If you ask someone off the street what, in their opinion, is a native plant youd get many different answers. Of course, within Aristotelean framework, opinions are not acceptable usually for basing a logical explanation upon.
Many in the world today, especially the green roof world, including the U.S. Department of Interior, consider sedum to be native. If the government says a plant is a native does the plant then become a native?
Thank goodness I didnt have to consider endemicity for the project.
So I ended up steering away from all thuggin species (thanks Ursula!). And made sure the roof would contain no more than ten percent of any one species, no more than twenty percent of all the plants being of any one genus and no more than thirty percent of the total plants chosen coming from any one family (sorry Asteraceae ).
Of course I need my CAM and C4 plants since the roof is nature irrigated only.
No thugs, 10-20-30 rule, CAM and C4 plants and I added the qualifiers that the plant could not be an obvious out of place landscape plant (though no good definition exists for such) and the plants must be grown from seed or cuttings of plants presently growing in a five mile radius, harvested in accordance with law and good judgment.
Laughingly, I decided the above specifications could meet the non-Aristotelean logical definition of a native plant. And truly, there are other forms of logic existing in the world. Who is to say Traditional logic is better than contradictory approaches?

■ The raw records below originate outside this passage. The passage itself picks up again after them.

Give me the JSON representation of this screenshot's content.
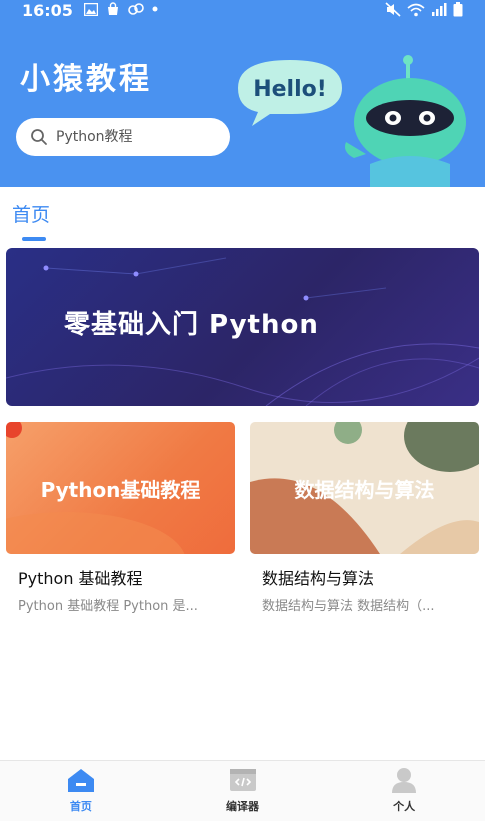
{
  "status_bar": {
    "time": "16:05",
    "left_icons": [
      "image-icon",
      "bag-icon",
      "link-icon",
      "dot-icon"
    ],
    "right_icons": [
      "mute-icon",
      "wifi-icon",
      "signal-icon",
      "battery-icon"
    ]
  },
  "header": {
    "app_title": "小猿教程",
    "search_placeholder": "Python教程",
    "robot_bubble": "Hello!",
    "background_color": "#4a92f0"
  },
  "tabs": [
    {
      "label": "首页",
      "active": true
    }
  ],
  "banner": {
    "text": "零基础入门 Python"
  },
  "cards": [
    {
      "image_text": "Python基础教程",
      "title": "Python 基础教程",
      "subtitle": "Python 基础教程   Python 是..."
    },
    {
      "image_text": "数据结构与算法",
      "title": "数据结构与算法",
      "subtitle": "数据结构与算法   数据结构（..."
    }
  ],
  "bottom_nav": [
    {
      "label": "首页",
      "icon": "home-icon",
      "active": true
    },
    {
      "label": "编译器",
      "icon": "code-editor-icon",
      "active": false
    },
    {
      "label": "个人",
      "icon": "person-icon",
      "active": false
    }
  ],
  "accent_color": "#3d8af2"
}
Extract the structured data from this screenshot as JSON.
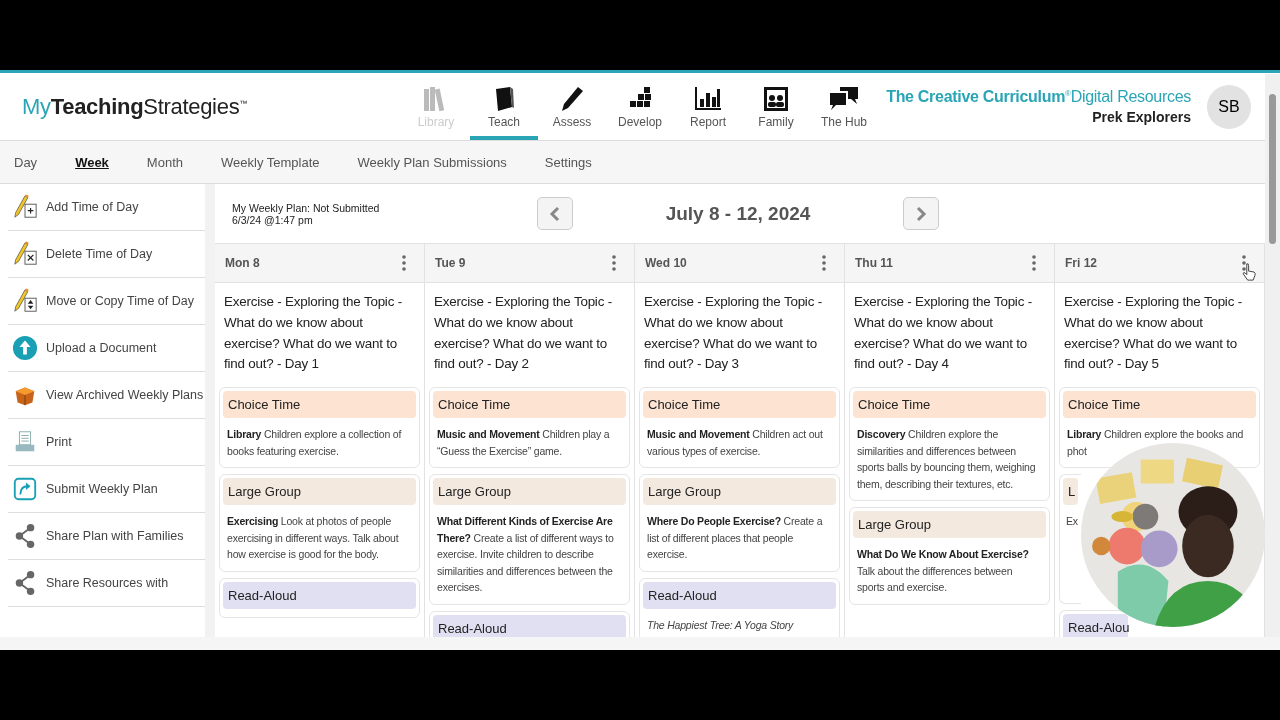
{
  "brand": {
    "logo_light": "My",
    "logo_bold": "Teaching",
    "logo_rest": "Strategies",
    "logo_mark": "™"
  },
  "nav": [
    {
      "label": "Library",
      "selected": false,
      "disabled": true
    },
    {
      "label": "Teach",
      "selected": true,
      "disabled": false
    },
    {
      "label": "Assess",
      "selected": false,
      "disabled": false
    },
    {
      "label": "Develop",
      "selected": false,
      "disabled": false
    },
    {
      "label": "Report",
      "selected": false,
      "disabled": false
    },
    {
      "label": "Family",
      "selected": false,
      "disabled": false
    },
    {
      "label": "The Hub",
      "selected": false,
      "disabled": false
    }
  ],
  "product": {
    "name": "The Creative Curriculum",
    "mark": "®",
    "suffix": "Digital Resources",
    "class_name": "Prek Explorers",
    "avatar": "SB"
  },
  "tabs": [
    {
      "label": "Day",
      "selected": false
    },
    {
      "label": "Week",
      "selected": true
    },
    {
      "label": "Month",
      "selected": false
    },
    {
      "label": "Weekly Template",
      "selected": false
    },
    {
      "label": "Weekly Plan Submissions",
      "selected": false
    },
    {
      "label": "Settings",
      "selected": false
    }
  ],
  "sidebar": {
    "items": [
      {
        "label": "Add Time of Day"
      },
      {
        "label": "Delete Time of Day"
      },
      {
        "label": "Move or Copy Time of Day"
      },
      {
        "label": "Upload a Document"
      },
      {
        "label": "View Archived Weekly Plans"
      },
      {
        "label": "Print"
      },
      {
        "label": "Submit Weekly Plan"
      },
      {
        "label": "Share Plan with Families"
      },
      {
        "label": "Share Resources with"
      }
    ]
  },
  "plan": {
    "status": "My Weekly Plan: Not Submitted",
    "date": "6/3/24 @1:47 pm",
    "range": "July 8 - 12, 2024"
  },
  "days": [
    {
      "label": "Mon 8",
      "topic": "Exercise - Exploring the Topic - What do we know about exercise? What do we want to find out? - Day 1",
      "cards": [
        {
          "kind": "choice",
          "title": "Choice Time",
          "text": "**Library** Children explore a collection of books featuring exercise."
        },
        {
          "kind": "large",
          "title": "Large Group",
          "text": "**Exercising** Look at photos of people exercising in different ways. Talk about how exercise is good for the body."
        },
        {
          "kind": "read",
          "title": "Read-Aloud"
        }
      ]
    },
    {
      "label": "Tue 9",
      "topic": "Exercise - Exploring the Topic - What do we know about exercise? What do we want to find out? - Day 2",
      "cards": [
        {
          "kind": "choice",
          "title": "Choice Time",
          "text": "**Music and Movement** Children play a “Guess the Exercise” game."
        },
        {
          "kind": "large",
          "title": "Large Group",
          "text": "**What Different Kinds of Exercise Are There?** Create a list of different ways to exercise. Invite children to describe similarities and differences between the exercises."
        },
        {
          "kind": "read",
          "title": "Read-Aloud"
        }
      ]
    },
    {
      "label": "Wed 10",
      "topic": "Exercise - Exploring the Topic - What do we know about exercise? What do we want to find out? - Day 3",
      "cards": [
        {
          "kind": "choice",
          "title": "Choice Time",
          "text": "**Music and Movement** Children act out various types of exercise."
        },
        {
          "kind": "large",
          "title": "Large Group",
          "text": "**Where Do People Exercise?** Create a list of different places that people exercise."
        },
        {
          "kind": "read",
          "title": "Read-Aloud",
          "text": "*The Happiest Tree: A Yoga Story*"
        }
      ]
    },
    {
      "label": "Thu 11",
      "topic": "Exercise - Exploring the Topic - What do we know about exercise? What do we want to find out? - Day 4",
      "cards": [
        {
          "kind": "choice",
          "title": "Choice Time",
          "text": "**Discovery** Children explore the similarities and differences between sports balls by bouncing them, weighing them, describing their textures, etc."
        },
        {
          "kind": "large",
          "title": "Large Group",
          "text": "**What Do We Know About Exercise?** Talk about the differences between sports and exercise."
        }
      ]
    },
    {
      "label": "Fri 12",
      "topic": "Exercise - Exploring the Topic - What do we know about exercise? What do we want to find out? - Day 5",
      "cards": [
        {
          "kind": "choice",
          "title": "Choice Time",
          "text": "**Library** Children explore the books and phot"
        },
        {
          "kind": "large",
          "title": "L",
          "text": "Ex"
        },
        {
          "kind": "read",
          "title": "Read-Alou"
        }
      ]
    }
  ]
}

And most important of all, the green roof is going to survive and grow without added irrigation or fertilizers, contribute to biodiversity, offer beauty, clean stormwater, sequester carbon, produce oxygen and create an integrated pest management system.
The perennial peanut and sedum mono-culture advocates are left out.
The syllogistic talking heads are still analyzing.
But the green roof design is completed and soon to be built.
And Ive decided situational logic is perfectly consistent with true logic.
Now, how do I convince the U.S. Department of Interior to get rid of their monoculture sedum green roof and plant natives instead?